Tobago-born Guyanese writer (1880–1932)

Albert Raymond Forbes Webber (1 January 1880 – 29 June 1932) was a Tobago-born Guyanese politician, author and newspaper editor.

He was author of Those That Be in Bondage: A Tale of Indian Indentures and Sunlit Western Waters (1917), a novel described as "a strange mixture of romantic sentimentality and protest against the treatment of East Indian indentured labourers on Guyanese plantations", and Centenary History and Handbook of British Guiana (1931).

==Early life==
Webber was born in Scarborough, Tobago, to Sarah ( Hope) and James Frances Webber and baptised in the Wesleyan-Methodist Church. Around 1890, Webber's parents separated and his father migrated to British Guiana to join his two half-brothers, Ernest and Percival Forbes. In 1899, Webber migrated to British Guiana and married Beatrice Elizabeth Glassford in 1899. Between 1906 and 1910, Webber worked for several gold producers, before working in advertising, first for the Daily Argosy newspaper and later for Booker Brothers, the largest conglomerate in British Guiana.

==Journalism==
In 1919, he became editor of another newspaper, the Daily Chronicle, a position he held until 1925. Between 1925 and 1930 he was editor of the New Daily Chronicle. In 1929 he helped launch the West Indian Press Association.

==Political involvement==
In 1921 Webber got involved in politics and was elected a Financial Representatives in the Combined Court, British Guiana's legislated body. By 1925 he was seen as a leader of the Afro-Guyanese and Indo-Guyanese people. In response to British attempts to reduce electoral involvement and transform British Guiana into a crown colony, Webber helped form the Popular Party, the first political party in the British West Indies. As Webber became more involved in politics he became involved in the British Guiana Labour Union.

==Literary career==
Webber wrote poetry, fiction and non-fiction. According to historian Selwyn Cudjoe, Webber's oldest-known published work consists of three poems—"What of a Night", "Wisdom Cometh in the Morning" and "The Jealous Scribe"—which were published in the Daily Chronicle in January and February 1916. Louis Ross, Webber's cousin, recounted to Cudjoe that he believed that Webber had started a literary magazine with Everil Ross, Louis' older brother, around 1910.

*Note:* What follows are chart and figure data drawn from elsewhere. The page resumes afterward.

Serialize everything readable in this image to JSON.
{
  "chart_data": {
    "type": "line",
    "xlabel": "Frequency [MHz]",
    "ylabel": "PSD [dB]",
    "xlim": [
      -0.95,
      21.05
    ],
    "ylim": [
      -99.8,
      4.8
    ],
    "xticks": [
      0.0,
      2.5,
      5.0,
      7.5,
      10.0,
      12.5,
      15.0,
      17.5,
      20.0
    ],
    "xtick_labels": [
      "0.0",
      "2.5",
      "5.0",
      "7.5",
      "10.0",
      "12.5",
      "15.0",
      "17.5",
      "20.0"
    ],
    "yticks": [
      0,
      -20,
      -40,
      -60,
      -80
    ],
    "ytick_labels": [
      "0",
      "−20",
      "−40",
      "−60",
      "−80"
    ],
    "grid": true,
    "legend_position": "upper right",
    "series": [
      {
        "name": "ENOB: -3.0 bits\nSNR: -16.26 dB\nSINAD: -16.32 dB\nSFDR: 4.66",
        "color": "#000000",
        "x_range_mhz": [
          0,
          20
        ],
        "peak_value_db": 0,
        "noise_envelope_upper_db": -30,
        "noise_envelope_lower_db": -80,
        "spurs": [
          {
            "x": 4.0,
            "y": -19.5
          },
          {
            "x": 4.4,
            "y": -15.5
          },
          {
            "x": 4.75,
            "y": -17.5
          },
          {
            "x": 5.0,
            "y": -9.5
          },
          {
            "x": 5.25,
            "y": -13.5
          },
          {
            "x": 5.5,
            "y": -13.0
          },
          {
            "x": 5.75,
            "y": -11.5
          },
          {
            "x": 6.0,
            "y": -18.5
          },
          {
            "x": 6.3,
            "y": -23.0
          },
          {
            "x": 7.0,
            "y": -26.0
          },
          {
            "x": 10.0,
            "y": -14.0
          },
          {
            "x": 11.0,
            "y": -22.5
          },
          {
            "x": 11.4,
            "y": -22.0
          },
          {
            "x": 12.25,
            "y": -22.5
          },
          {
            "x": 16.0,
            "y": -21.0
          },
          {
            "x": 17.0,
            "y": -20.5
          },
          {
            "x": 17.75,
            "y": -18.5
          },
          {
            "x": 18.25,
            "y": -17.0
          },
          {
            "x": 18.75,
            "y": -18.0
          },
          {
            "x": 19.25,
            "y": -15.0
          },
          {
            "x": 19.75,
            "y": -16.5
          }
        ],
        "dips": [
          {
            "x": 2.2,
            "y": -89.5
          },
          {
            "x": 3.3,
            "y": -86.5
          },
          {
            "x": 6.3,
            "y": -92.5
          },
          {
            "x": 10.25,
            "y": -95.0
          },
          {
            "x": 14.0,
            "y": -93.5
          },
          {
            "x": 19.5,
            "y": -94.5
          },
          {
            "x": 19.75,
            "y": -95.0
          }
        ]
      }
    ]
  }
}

Webber published his only novel, Those That Be in Bondage in 1917. This was followed by a book of poems, Glints from an Anvil in 1919 and An Innocent's Pilgrimage, a travelogue of his journey to the United Kingdom in 1926 as part of the Guyanese delegation to the West Indian Conference, which was published in 1927. His final work, the Centenary History and Handbook of British Guiana, was published in 1931.

==Other achievements==
In 1929, Webber was elected a Fellow of the Royal Geographical Society.